In September and October 2017, between two food-service jobs at the McMurdo Station research center in Antarctica, Tomlinson completed a two-month residency at Dragon Dance Theatre in Trois-Rivières, Québec. There, she produced a series of three woodblock prints inspired by her time in Antarctica.
"Antarctica doesn't have an indigenous population, and thus it doesn't have any origin stories," said Tomlinson, who is fascinated by folklore. "My idea was to create an origin story using elements I found in Antarctica."
One work, titled "Origin Story," features a female creature with the legs of the large sea spider living under the Antarctic ice. Behind her head is the skull of a seal, six species of which live in Antarctic waters. The feathers of the south polar skua, a large seabird, form the background of the print. Strings of Christmas lights are coveted at McMurdo for ambience, Tomlinson said, so she included those to represent the stars. The pattern on the ground emulates tracks that vehicles leave in the snow.

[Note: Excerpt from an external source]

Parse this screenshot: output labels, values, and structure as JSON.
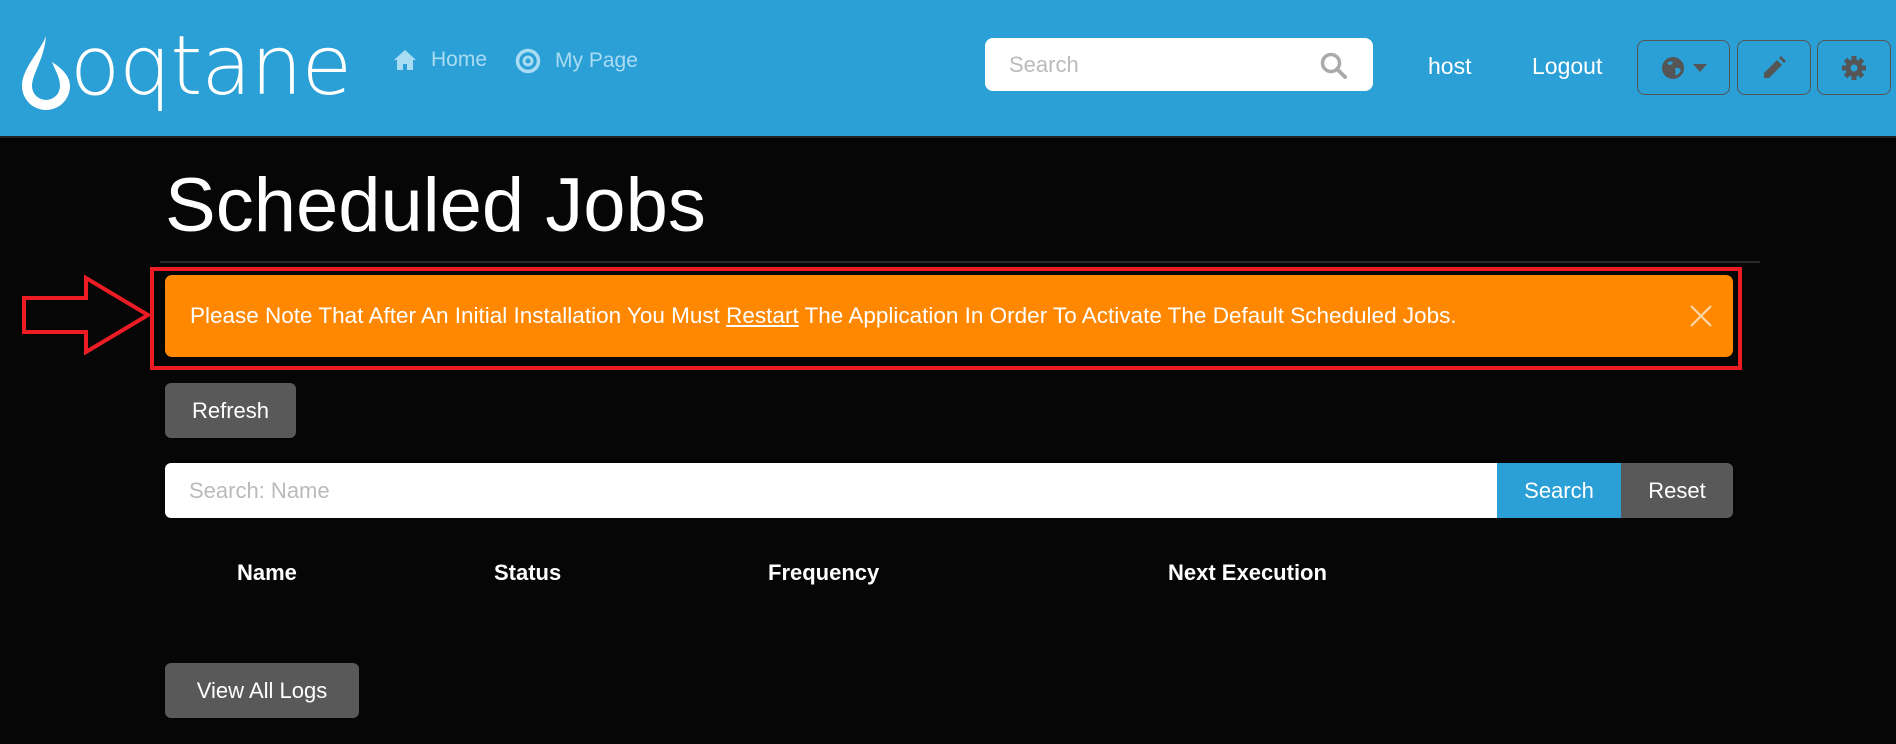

Tomlinson draws her images before carving them into wood. "I don't necessarily have the entire composition in mind when I start, but I draw out the portion to be carved before I begin carving the block," she said.
She uses oil-based relief inks. To gauge the right amount of ink for printing, she puts a dollop of it onto a piece of glass and uses her roller to pull it across the glass in all directions. "I wait to hear the ink pulling, like a sticky popping or a quieter version of Velcro," she said.
Moving the roller from glass to woodblock, Tomlinson transfers ink to the woodblock, then lays paper on the block to create a print. She removes the paper, carves the next detail of her image into the woodblock, and repeats the inking, printing and carving process until her picture is complete.
"Whether printing by hand or in a press, you have to get the pressure right so the ink doesn't spill into the crevices and blur the lines on the paper," she said.
- Jeb Wallace-brodeur
During her SPA residency, Tomlinson wants to explore ideas, imagery and elements she has not used before, such as combining graphite drawings and ink printings. She also wants to experiment with stacked images.
"Printmaking as a medium is stacking layers on top of each other on a single piece of paper," Tomlinson explained. "I'm also interested in stacking together different papers." She plans to play with printing on both sides of the paper and to layer papers of various transparencies.
Tomlinson's residency concludes with a show from September 15 through October 30. While at SPA, she'll also teach printmaking classes.
"I looked forward to Autumn sharing her skills with community members on SPA's in-house press," Higby said. "She is contributing to the creative enterprise at SPA, something that I value greatly."